Mesa Verde was surprisingly more diverse than Either of us had anticipated. Most photos that represent the park show only Cliff Palace, the larges dwelling in the park. In actuality there are over 600 cliff dwellings, it is truly remarkable. The drive up the mesa and to the canyons of the cliff dwellings was spectacular. The fall colors streaked the hillsides. The rain had cleared out, and the clouds clung to the mountains. The larger mountains in the distance were dappled with stands of brilliant golden Aspens.
The morning gave way to afternoon and once again we took our leave and moved onward with a planned overnight trip to Northern New Mexico’s Bisti Badlands, little visited wilderness that features dinosaur bones, petrified stumps, and strange rock formations. There are no trails and one must be mindful of getting lost when heading into the badlands. During our exploration we were fortunate to have cool, partly cloudy weather, and clear long range views.
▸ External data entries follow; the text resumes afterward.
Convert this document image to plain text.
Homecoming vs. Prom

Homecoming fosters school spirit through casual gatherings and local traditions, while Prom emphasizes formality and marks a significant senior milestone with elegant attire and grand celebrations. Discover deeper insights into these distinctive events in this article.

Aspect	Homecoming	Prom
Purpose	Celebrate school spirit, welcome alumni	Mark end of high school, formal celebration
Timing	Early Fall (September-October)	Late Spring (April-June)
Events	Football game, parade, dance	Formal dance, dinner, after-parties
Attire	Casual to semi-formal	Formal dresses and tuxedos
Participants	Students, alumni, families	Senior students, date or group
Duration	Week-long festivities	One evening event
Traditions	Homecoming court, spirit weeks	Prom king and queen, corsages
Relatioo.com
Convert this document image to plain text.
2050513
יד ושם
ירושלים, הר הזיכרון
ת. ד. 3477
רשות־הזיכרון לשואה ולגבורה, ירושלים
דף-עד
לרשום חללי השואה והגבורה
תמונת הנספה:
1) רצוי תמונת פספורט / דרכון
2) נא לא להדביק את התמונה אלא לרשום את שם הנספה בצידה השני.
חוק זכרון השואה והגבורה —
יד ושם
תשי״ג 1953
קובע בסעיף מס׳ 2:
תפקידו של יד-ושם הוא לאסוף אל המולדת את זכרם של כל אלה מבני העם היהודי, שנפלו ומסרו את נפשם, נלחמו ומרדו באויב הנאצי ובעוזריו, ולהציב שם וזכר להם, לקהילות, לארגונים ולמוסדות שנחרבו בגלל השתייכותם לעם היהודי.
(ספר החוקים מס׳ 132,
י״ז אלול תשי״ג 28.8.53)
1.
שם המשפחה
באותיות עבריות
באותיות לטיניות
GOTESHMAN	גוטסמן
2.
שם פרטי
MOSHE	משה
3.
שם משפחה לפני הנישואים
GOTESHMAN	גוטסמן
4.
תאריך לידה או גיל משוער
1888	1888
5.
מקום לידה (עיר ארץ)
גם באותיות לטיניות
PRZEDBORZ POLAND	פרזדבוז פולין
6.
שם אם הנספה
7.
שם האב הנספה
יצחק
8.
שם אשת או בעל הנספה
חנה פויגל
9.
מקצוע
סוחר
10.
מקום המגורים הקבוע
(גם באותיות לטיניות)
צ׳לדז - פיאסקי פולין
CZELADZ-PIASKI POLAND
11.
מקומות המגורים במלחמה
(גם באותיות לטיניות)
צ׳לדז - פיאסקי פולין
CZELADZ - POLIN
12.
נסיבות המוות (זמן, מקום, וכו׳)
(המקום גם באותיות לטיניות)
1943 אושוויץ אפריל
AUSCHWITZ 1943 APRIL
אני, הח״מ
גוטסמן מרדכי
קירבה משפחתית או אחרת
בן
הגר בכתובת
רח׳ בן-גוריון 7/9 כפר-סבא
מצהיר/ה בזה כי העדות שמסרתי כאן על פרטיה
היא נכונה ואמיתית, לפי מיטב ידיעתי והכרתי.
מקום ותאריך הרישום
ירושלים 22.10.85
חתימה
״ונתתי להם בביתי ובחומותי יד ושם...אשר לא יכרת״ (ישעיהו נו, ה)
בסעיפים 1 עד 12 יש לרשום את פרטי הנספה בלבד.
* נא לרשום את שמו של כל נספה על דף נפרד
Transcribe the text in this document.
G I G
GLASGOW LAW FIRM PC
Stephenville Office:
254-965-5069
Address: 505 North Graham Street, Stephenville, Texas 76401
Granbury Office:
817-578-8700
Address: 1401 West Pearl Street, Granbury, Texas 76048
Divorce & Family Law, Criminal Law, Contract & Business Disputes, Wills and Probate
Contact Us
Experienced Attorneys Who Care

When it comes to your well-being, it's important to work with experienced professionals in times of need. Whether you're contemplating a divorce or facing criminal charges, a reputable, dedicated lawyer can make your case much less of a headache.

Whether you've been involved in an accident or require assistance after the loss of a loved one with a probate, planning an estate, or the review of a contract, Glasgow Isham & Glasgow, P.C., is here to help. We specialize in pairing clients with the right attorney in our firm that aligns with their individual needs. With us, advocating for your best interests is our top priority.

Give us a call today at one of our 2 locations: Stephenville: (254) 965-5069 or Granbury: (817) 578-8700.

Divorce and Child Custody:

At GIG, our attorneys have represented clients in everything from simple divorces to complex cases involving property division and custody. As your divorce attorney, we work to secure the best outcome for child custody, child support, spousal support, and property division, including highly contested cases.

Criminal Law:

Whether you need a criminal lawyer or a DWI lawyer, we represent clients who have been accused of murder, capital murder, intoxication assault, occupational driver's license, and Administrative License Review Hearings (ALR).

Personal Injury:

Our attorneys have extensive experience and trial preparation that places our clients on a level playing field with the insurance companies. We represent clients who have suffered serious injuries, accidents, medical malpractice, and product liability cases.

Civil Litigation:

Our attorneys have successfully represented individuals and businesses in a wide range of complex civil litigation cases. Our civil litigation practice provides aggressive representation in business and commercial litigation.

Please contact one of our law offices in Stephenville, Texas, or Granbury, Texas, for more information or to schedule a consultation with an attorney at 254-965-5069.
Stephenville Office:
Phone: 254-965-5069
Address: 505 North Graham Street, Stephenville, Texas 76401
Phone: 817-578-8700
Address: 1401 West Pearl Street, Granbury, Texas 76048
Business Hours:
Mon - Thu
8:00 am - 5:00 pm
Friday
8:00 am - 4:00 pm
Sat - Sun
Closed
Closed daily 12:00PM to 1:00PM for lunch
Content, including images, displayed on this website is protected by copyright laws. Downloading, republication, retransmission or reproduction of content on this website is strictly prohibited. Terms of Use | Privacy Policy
After our hike, we really didnt have an location picked for our next camp, but what we needed was a two night stopover so we could get some work done both in the camper and online. We consulted maps, along with all of our frequent boondocking resources and found what appeared to be a promising area about 2 hours away called Jemez Springs.
Jemez Springs was a true gem. We camped on FSR 376 about 9 miles north of the village of Jemez Springs. There are upwards of 100 campsites dispersed along the road. Most feature impressive rock formations, aspen meadows, or both. Absolutely picturesque and so close to all the area has to offer, such as Spencer Hot Springs and the the Valles Caldera National Preserve, the sites are sure to fill up in the winter. Spencer hot springs is really a 2 pool warm spring a short walk from a parking lot on highway 4. At the upper pool there is a small grotto just big enough for two people to lounge comfortably. Just watch out for the tarantulas that may be out for their morning stroll.
We spent a day working online, organizing the truck/traytray. Morning arrived cold and crisp, and we blasted out, up and over the caldera, through Bandolier National Monument & Los Alamos and coasted down the hill into Santa Fe to meet the parents.